Wahlkampf macht Spaß – jedenfalls dann, wenn jemand wie Jens Spahn seine politischen Ansichten darlegt. Der CDU-Bundestagsabgeordnete und Staatssekretär im Bundesministerium für Finanzen hat seit geraumer Zeit einen faszinierenden Lauf in den überregionalen Medien, beweist aber auch bei Landpartien eine beneidenswerte Kondition. Seinen Auftritt vor führenden Köpfen aus mittelständischen Unternehmen im Radolfzeller Innovationszentrum (RIZ) begann er mit dem Hinweis auf 19 Termine, die er im Laufe von 66 Stunden absolviere. Chapeau!

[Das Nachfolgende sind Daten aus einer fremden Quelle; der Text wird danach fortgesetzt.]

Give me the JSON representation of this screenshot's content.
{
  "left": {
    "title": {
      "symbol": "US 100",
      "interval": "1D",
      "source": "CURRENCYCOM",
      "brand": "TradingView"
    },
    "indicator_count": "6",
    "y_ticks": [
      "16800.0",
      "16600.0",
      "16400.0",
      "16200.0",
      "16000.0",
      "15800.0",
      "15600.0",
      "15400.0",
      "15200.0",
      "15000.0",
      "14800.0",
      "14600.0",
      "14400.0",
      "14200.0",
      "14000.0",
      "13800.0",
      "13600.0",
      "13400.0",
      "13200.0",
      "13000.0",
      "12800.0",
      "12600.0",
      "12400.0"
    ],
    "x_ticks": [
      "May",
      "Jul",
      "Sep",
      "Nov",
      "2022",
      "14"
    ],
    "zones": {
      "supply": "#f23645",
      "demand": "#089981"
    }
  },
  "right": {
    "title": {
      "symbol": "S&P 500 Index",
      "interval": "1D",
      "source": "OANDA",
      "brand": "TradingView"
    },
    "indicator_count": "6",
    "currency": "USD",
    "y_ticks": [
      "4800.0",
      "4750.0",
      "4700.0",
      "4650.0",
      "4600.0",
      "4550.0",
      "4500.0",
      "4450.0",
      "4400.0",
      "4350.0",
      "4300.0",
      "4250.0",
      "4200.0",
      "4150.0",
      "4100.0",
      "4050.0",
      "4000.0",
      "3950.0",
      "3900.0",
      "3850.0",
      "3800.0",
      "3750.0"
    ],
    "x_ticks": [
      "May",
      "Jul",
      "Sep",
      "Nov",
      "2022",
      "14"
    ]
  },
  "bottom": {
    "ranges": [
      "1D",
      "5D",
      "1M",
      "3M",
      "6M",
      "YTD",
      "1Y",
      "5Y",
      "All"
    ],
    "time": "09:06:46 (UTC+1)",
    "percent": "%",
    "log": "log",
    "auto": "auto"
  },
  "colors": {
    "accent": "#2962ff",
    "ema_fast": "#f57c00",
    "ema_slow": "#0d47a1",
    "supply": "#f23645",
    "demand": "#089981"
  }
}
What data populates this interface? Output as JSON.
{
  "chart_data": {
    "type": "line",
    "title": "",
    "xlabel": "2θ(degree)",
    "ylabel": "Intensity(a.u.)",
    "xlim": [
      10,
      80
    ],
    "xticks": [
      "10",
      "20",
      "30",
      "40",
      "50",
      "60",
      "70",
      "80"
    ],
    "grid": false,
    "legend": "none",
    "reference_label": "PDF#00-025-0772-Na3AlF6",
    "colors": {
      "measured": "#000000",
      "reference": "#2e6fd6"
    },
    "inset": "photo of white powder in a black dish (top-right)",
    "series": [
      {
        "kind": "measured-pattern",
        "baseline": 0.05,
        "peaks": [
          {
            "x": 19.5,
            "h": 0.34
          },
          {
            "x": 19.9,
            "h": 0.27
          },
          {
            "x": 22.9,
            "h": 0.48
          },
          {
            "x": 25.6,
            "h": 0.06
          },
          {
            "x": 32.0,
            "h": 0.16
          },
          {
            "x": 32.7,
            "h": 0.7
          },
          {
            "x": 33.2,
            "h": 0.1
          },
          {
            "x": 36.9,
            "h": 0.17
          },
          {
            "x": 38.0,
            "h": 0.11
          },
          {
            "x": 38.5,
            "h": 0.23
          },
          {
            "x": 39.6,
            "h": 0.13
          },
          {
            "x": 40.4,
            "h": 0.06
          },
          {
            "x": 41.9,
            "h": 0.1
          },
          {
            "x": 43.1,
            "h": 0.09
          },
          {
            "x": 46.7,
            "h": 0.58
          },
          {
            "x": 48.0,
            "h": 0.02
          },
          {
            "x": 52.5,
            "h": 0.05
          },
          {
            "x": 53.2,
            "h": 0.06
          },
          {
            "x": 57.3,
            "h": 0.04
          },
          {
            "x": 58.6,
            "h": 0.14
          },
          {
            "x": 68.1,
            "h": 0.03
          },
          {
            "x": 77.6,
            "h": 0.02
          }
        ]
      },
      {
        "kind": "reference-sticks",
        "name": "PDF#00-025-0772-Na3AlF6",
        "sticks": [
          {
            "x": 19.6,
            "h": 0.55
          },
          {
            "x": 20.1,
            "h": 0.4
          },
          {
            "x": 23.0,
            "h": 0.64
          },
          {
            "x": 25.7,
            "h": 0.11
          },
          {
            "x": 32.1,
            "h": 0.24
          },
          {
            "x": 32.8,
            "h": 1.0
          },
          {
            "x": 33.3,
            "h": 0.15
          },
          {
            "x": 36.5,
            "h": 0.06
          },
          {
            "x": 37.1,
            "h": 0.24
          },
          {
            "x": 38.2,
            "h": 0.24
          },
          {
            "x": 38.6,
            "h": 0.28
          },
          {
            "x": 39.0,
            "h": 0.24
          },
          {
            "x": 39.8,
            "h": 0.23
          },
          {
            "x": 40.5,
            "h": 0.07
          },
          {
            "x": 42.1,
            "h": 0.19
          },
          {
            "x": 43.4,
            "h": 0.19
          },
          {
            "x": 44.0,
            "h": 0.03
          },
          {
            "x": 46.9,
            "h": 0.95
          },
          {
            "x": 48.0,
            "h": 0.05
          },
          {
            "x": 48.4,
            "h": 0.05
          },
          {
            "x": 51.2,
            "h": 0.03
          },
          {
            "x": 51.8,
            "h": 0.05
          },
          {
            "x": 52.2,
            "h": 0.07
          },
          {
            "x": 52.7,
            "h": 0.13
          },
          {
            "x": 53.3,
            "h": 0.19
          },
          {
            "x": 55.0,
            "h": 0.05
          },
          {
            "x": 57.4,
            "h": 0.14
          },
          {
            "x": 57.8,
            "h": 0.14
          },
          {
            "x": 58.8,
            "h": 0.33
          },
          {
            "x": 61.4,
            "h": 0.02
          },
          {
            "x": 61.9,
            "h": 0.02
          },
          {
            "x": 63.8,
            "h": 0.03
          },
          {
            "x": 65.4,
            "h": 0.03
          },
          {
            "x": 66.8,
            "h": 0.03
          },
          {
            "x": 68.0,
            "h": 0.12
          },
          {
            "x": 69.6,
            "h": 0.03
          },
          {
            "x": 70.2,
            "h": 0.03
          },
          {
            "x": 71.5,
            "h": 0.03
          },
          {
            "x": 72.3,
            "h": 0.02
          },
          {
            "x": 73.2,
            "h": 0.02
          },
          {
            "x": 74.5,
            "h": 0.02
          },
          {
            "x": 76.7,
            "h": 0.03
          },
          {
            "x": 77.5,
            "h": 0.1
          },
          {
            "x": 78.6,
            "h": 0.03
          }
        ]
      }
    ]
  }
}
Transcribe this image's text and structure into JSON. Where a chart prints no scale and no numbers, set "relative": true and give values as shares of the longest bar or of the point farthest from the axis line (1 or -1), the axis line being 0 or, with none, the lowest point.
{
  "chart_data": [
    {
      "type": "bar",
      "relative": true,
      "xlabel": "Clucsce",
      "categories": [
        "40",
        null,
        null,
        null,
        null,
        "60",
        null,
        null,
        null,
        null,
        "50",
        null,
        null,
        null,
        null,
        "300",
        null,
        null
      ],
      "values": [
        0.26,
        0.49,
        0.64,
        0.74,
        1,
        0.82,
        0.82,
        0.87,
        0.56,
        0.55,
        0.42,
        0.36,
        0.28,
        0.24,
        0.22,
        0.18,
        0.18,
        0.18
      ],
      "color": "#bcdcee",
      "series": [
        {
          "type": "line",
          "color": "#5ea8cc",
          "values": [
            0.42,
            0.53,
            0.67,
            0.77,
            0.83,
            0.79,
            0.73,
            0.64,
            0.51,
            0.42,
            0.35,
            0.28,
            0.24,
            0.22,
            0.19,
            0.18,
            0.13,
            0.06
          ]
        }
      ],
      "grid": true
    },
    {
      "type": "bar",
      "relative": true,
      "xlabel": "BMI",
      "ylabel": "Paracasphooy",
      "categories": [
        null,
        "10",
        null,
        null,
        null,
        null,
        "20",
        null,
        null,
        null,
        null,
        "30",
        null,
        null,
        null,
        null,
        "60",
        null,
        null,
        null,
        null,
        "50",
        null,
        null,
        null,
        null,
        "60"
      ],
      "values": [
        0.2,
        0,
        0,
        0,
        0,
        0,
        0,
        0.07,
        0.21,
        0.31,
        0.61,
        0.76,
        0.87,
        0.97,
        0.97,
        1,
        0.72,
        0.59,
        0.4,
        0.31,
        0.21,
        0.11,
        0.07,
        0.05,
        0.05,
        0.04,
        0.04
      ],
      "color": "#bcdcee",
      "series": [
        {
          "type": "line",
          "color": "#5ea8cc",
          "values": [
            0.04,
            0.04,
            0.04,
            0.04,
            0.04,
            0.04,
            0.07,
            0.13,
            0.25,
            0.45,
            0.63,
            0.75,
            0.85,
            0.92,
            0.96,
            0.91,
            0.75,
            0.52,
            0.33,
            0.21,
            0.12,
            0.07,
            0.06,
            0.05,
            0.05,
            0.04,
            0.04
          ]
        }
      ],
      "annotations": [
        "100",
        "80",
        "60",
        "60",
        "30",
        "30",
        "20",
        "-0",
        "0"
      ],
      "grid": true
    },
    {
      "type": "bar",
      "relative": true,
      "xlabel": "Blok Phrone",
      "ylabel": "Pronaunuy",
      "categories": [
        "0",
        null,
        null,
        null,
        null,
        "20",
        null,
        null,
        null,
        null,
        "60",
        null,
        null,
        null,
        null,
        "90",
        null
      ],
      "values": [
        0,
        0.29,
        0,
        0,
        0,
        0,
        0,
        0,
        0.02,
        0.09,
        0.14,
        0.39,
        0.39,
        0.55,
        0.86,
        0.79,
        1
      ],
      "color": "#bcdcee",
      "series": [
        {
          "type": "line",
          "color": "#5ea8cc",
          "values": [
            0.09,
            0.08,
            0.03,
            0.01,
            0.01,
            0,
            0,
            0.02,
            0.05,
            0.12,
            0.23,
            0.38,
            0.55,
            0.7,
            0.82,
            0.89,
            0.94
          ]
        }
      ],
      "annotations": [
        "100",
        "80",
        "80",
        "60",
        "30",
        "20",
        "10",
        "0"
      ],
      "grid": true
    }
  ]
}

Möglich, dass Fabio Crivellari bei dieser Bemerkung kurz schlucken musste. Der CDU-Kandidat will in den Landtag und ihm dürfte bewusst geworden sein, mit wie vielen Wassern man gewaschen sein muss, um im politischen Geschäft bestehen zu können. Jens Spahn spielt dabei nahezu perfekt auf der Klaviatur zwischen politischer Information und Entertainment: Erst gibt's für die Unternehmer und Politiker (unter ihnen sein Bundestagskollege Andreas Jung, der um die Wiederwahl in den Landtag kämpfende Abgeordnete Wolfgang Reuther und der Konstanzer Oberbürgermeister Uli Burchardt) eine Runde gute Laune. Noch nie sei es Deutschland besser gegangen als zu Beginn des Jahres 2016 mit 43 Millionen Erwerbstätigen, Überschüssen in den öffentlichen Haushalten und – klar doch – einer von der CDU angeführten Bundesregierung, die der tiefere Grund für die gute Lage sei.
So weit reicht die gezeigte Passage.